Bastante cansada. Que outro advérbio de intensidade a gente tem aí à disposição? Assaz cansada. Demais cansada. E também os sinônimos: gasta, moída, quebrada. Tão tão tão exausta que estive em letra minúscula durante todo esse tempo. e não que a maiúscula me componha, perceba, é um exercício este o de deixar a capitular de lado, os inícios fálicos ostentosos, retornos triunfais. eles vendem, afinal. olha eu aqui, superando a superação e saindo, tal qual o protagonista de uma cena de gosto duvidoso, do meio do gelo-seco. por gelo-seco, leia-se, fundo do poço, um lugar psíquico que a escritora-sofredora conhece tão bem que eu jurava que não presenciaria tão cedo. não leu ninguém da segunda geração romântica? é de lá que vem a inspiração, você não sabe? não é parente de Lord Byron? escritora que é escritora escreve sob forte efeito de psicotrópicos, depois de viver experiências abismais, mas cura tudo escrevendo, óbvio. a página em branco é o melhor remédio. por isso, estou bem agora. nem terapia, nem cuidados médicos. resmas e resmas de papel sulfite e, pronto, curadíssima. estou testando todas os tipos de papel e aplicativo para em breve fazer uma resenha no meu novo canal do youtube, aliás. parece que, com moleskine, comprado em loja de aeroporto, é mais rápido. a ver. 

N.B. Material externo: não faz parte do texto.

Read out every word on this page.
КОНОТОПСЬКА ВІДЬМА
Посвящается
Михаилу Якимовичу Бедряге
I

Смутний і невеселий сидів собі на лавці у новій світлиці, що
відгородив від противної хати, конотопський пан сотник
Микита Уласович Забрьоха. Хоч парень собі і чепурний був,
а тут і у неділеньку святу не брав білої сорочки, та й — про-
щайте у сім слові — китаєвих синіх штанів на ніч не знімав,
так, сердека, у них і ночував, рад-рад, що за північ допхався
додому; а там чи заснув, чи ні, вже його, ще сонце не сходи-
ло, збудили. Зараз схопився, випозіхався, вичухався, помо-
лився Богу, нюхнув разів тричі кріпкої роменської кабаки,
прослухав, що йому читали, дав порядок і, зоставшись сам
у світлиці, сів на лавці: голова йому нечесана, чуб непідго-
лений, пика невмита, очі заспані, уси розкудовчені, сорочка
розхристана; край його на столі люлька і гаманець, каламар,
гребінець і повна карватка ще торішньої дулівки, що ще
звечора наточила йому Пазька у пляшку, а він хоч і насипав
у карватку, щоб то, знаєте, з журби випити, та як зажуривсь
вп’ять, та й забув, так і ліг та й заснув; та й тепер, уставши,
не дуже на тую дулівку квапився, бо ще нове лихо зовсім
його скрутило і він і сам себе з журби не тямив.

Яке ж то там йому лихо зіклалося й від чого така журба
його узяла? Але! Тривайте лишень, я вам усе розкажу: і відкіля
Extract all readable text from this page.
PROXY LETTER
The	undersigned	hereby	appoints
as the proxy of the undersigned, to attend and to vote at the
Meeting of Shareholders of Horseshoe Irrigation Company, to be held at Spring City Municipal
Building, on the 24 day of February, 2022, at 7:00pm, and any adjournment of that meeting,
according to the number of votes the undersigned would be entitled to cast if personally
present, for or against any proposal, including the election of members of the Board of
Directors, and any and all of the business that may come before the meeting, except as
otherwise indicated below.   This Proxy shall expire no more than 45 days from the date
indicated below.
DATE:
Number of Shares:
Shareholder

alertando para o fato de que mesmo este texto esteja mais próximo do desabafo do que de uma escrita literária, me inscrevo num lugar delicado de exposição: nas letras, também miúdas, do contrato que assinamos com a literatura e com a arte, está escrito que é preciso lançar livros, anunciar o término de um projeto, dar títulos aos textos. eu só quero ler, escrever, pensar – e guardar traumas e questões íntimas em potinhos muito bem guardados. pode? nananão, é preciso sofrer e materializar o sofrimento em produtos culturais ao alcance do like ou do cartão de crédito. artista que não sofre não vende. na outra raia olímpica, os efeitos colaterais longe dos holofotes: exaustão, cabeça bagunçada. tem uma hora que tudo derrete. literatura é hobby? pra alguns, sim. pra quem o faz todo santo dia, trabalho. a fadiga mental, neste job, é lesão por repetição. é preciso comemorar o parágrafo, a frase, o esboço. a internet não está aí pra gente poder editar a palavra imprecisa, avessa à impávida página impressa imexível? é preciso mais. quisera a literatura ser cura pra minha doença. muito do que veio dela e da pesquisa, da docência foi também sintoma, por aqui, do lado de dentro de um corpo que esteve muito próximo de desmoronar. logo eu, que há muito tempo não aceito ser domada por hormônios ou remédios, me rendi a um tratamento psiquiátrico. era uma questão de vida ou morte. sofri, afinal, ainda que não tenha escrito (só) sobre isso. a audácia de olhar pra fora do quartinho escuro não é recompensada, mas todo mundo toma nota do sorriso imprevisto – a depressão é fotogênica, não se esqueçam, mesmo com todas as camadas de privilégio que acumulo no corpo que ocupo. anos depois e o sinal está fechado pra nós. nem posso continuar o verso porque a juventude que me tinha eu perdi um pouco nesses anos de caos. sem ter onde segurar a mão (ah, se eu fosse herdeira, longe do aluguel, reserva financeira, coisa e tal) e sem dar pé (nunca fui de nadar no raso), me comprometi com mais gente, fiz mais listas de coisas pra fazer pra viabilizar o único negócio que me mantinha viva. no neoliberalismo, o dinheiro e a aparência de que você está viva é que te mantêm viva. nada foi suficiente. nenhum projeto manteve o cronograma e as placas tectônicas deram um chacoalhão na linha do tempo que virou corda bamba. nem a esperança equilibrista, que me jurou lealdade, manteve o pé.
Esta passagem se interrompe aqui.